In this sense, the artist’s intention is not to imitate, interpret, or analyze the world but to create alternative worlds in search of answers to the question of what the world is at all, as well as what happens if the boundaries of alternative worlds disappear. By opening the doors of his subconscious and exposing himself, he offers us the opportunity to sense what we are, what we have been, or what we will become. Thus, the dilemma of whether it concerns the past, present, or future ceases to matter, as does the realization that the boundaries of human perception shift and open, striving to provide the most comprehensive picture of reality. Spaces of past solitudes, spaces where the artist suffered or rejoiced, remain within him indelibly. He thus covers space with lived images and states. These images need not be accurate. It is enough for them to be colored as his inner space. The space calls for action. The story of the artist’s beings here is connected with the game of spatiality. It is the space that surrounds the artist and in which he moves. Nothing beyond that is necessary for him to humanize a world. The artist has gone to the edge of experience and lived these images from the other side, while we, from the outside, come to awareness of the restlessness of being.

Finally, we cannot even begin to guess what a person might recount if they were to describe all the doors they have closed, opened, or wished to open again. But is the being that opens certain doors and the one that closes them ever the same? How deep within the being can those movements go that provide a sense of security or freedom? What is the nature of the world we inhabit? Is it the algorithm of some machine or the algorithm of our thoughts?

Having constructed a world where distinctions between the living and the non-living, the possibilities of control and its illusion, truth and falsehood, are blurred, Lalić’s beings are presented as mechanical constructs, chaotically breaking through the mass of incomplete information and half-truths in a desire to reach self-definition or any meaning in the world that surrounds them. Their inability to achieve this, causing them to endlessly circle within an enchanted and closed loop of ignorance, creates an atmosphere of absurdity—a mood that greatly resembles dystopian visions of the future.

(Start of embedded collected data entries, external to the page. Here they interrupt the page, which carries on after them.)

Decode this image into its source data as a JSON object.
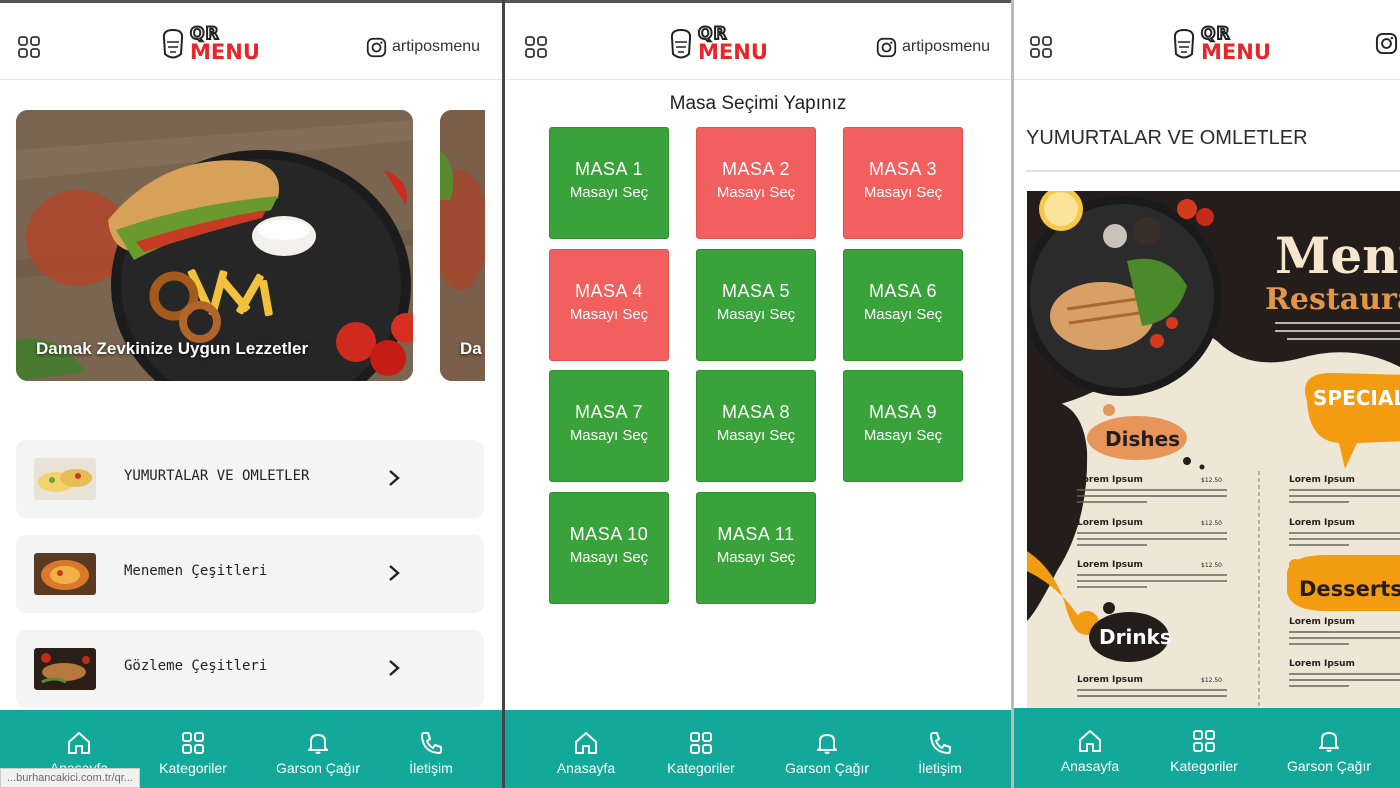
{
  "header": {
    "logo_top": "QR",
    "logo_bottom": "MENU",
    "instagram_handle": "artiposmenu"
  },
  "home": {
    "slider": {
      "caption": "Damak Zevkinize Uygun Lezzetler",
      "next_caption_fragment": "Da"
    },
    "categories": [
      {
        "label": "YUMURTALAR VE OMLETLER",
        "thumb": "omelette-thumb"
      },
      {
        "label": "Menemen Çeşitleri",
        "thumb": "menemen-thumb"
      },
      {
        "label": "Gözleme Çeşitleri",
        "thumb": "gozleme-thumb"
      }
    ]
  },
  "table_select": {
    "title": "Masa Seçimi Yapınız",
    "action_label": "Masayı Seç",
    "tables": [
      {
        "name": "MASA 1",
        "status": "available"
      },
      {
        "name": "MASA 2",
        "status": "occupied"
      },
      {
        "name": "MASA 3",
        "status": "occupied"
      },
      {
        "name": "MASA 4",
        "status": "occupied"
      },
      {
        "name": "MASA 5",
        "status": "available"
      },
      {
        "name": "MASA 6",
        "status": "available"
      },
      {
        "name": "MASA 7",
        "status": "available"
      },
      {
        "name": "MASA 8",
        "status": "available"
      },
      {
        "name": "MASA 9",
        "status": "available"
      },
      {
        "name": "MASA 10",
        "status": "available"
      },
      {
        "name": "MASA 11",
        "status": "available"
      }
    ]
  },
  "category_page": {
    "heading": "YUMURTALAR VE OMLETLER",
    "poster": {
      "title_1": "Menu",
      "title_2": "Restaurant",
      "badge": "SPECIAL MENU",
      "dishes": "Dishes",
      "drinks": "Drinks",
      "desserts": "Desserts",
      "item_name": "Lorem Ipsum",
      "item_price": "$12.50"
    }
  },
  "nav": {
    "items": [
      {
        "label": "Anasayfa",
        "icon": "home-icon"
      },
      {
        "label": "Kategoriler",
        "icon": "grid-icon"
      },
      {
        "label": "Garson Çağır",
        "icon": "bell-icon"
      },
      {
        "label": "İletişim",
        "icon": "phone-icon"
      }
    ]
  },
  "status_url": "...burhancakici.com.tr/qr...",
  "colors": {
    "available": "#3aa23a",
    "occupied": "#f15f5e",
    "nav_bg": "#13a99a",
    "logo_red": "#e8262a"
  }
}
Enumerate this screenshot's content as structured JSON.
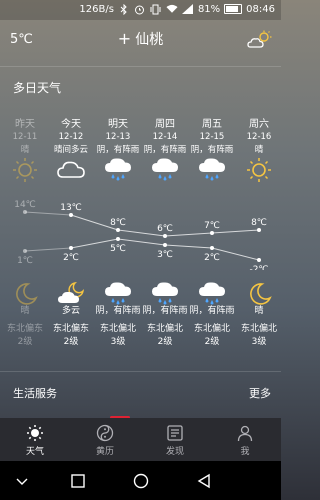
{
  "status": {
    "speed": "126B/s",
    "battery": "81%",
    "battery_level": 0.81,
    "time": "08:46",
    "icons": [
      "bluetooth-icon",
      "alarm-icon",
      "vibrate-icon",
      "wifi-icon",
      "signal-icon",
      "battery-icon"
    ]
  },
  "header": {
    "current_temp": "5℃",
    "city": "仙桃",
    "add_icon": "plus-icon",
    "weather_icon": "cloud-sun-icon"
  },
  "forecast": {
    "title": "多日天气",
    "days": [
      {
        "day": "昨天",
        "date": "12-11",
        "cond": "晴",
        "high": "14℃",
        "low": "1℃",
        "night": "晴",
        "wind": "东北偏东",
        "level": "2级",
        "day_icon": "sun-icon",
        "night_icon": "moon-icon"
      },
      {
        "day": "今天",
        "date": "12-12",
        "cond": "晴间多云",
        "high": "13℃",
        "low": "2℃",
        "night": "多云",
        "wind": "东北偏东",
        "level": "2级",
        "day_icon": "cloud-icon",
        "night_icon": "cloud-moon-icon"
      },
      {
        "day": "明天",
        "date": "12-13",
        "cond": "阴，有阵雨",
        "high": "8℃",
        "low": "5℃",
        "night": "阴，有阵雨",
        "wind": "东北偏北",
        "level": "3级",
        "day_icon": "rain-cloud-icon",
        "night_icon": "rain-cloud-icon"
      },
      {
        "day": "周四",
        "date": "12-14",
        "cond": "阴，有阵雨",
        "high": "6℃",
        "low": "3℃",
        "night": "阴，有阵雨",
        "wind": "东北偏北",
        "level": "2级",
        "day_icon": "rain-cloud-icon",
        "night_icon": "rain-cloud-icon"
      },
      {
        "day": "周五",
        "date": "12-15",
        "cond": "阴，有阵雨",
        "high": "7℃",
        "low": "2℃",
        "night": "阴，有阵雨",
        "wind": "东北偏北",
        "level": "2级",
        "day_icon": "rain-cloud-icon",
        "night_icon": "rain-cloud-icon"
      },
      {
        "day": "周六",
        "date": "12-16",
        "cond": "晴",
        "high": "8℃",
        "low": "-2℃",
        "night": "晴",
        "wind": "东北偏北",
        "level": "3级",
        "day_icon": "sun-icon",
        "night_icon": "moon-icon"
      }
    ]
  },
  "chart_data": {
    "type": "line",
    "categories": [
      "12-11",
      "12-12",
      "12-13",
      "12-14",
      "12-15",
      "12-16"
    ],
    "series": [
      {
        "values": [
          14,
          13,
          8,
          6,
          7,
          8
        ]
      },
      {
        "values": [
          1,
          2,
          5,
          3,
          2,
          -2
        ]
      }
    ]
  },
  "life": {
    "title": "生活服务",
    "more": "更多"
  },
  "tabs": [
    {
      "label": "天气",
      "icon": "sun-tab-icon",
      "active": true
    },
    {
      "label": "黄历",
      "icon": "yin-yang-icon",
      "active": false
    },
    {
      "label": "发现",
      "icon": "news-icon",
      "active": false
    },
    {
      "label": "我",
      "icon": "user-icon",
      "active": false
    }
  ],
  "nav": [
    "chevron-down-icon",
    "square-icon",
    "circle-icon",
    "back-triangle-icon"
  ]
}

In such a chaotic and disoriented world, defined by informational entropy and the accumulation of incomplete, self-reproducing data, the search for truth remains in the realm of creation and play. Play becomes the only remaining repository of knowledge, a kind of parallel world, and the only place from which one can escape the closed loop to answer or at least glimpse answers to the fundamental questions of human existence. Lalić’s world is something that is yet to come, or something that already is and perhaps always has been. It is up to us to decide whether we will surrender to the peculiar governance of the “regime of knowledge and gaze” or focus on some detail out of focus, allowing intuition to prevail, recalling expanses, and joining outlines, surges, and waves of ecstasy, cries, and orgasmic exclamations—of both life and death. One thing is certain: at some point, we will meet.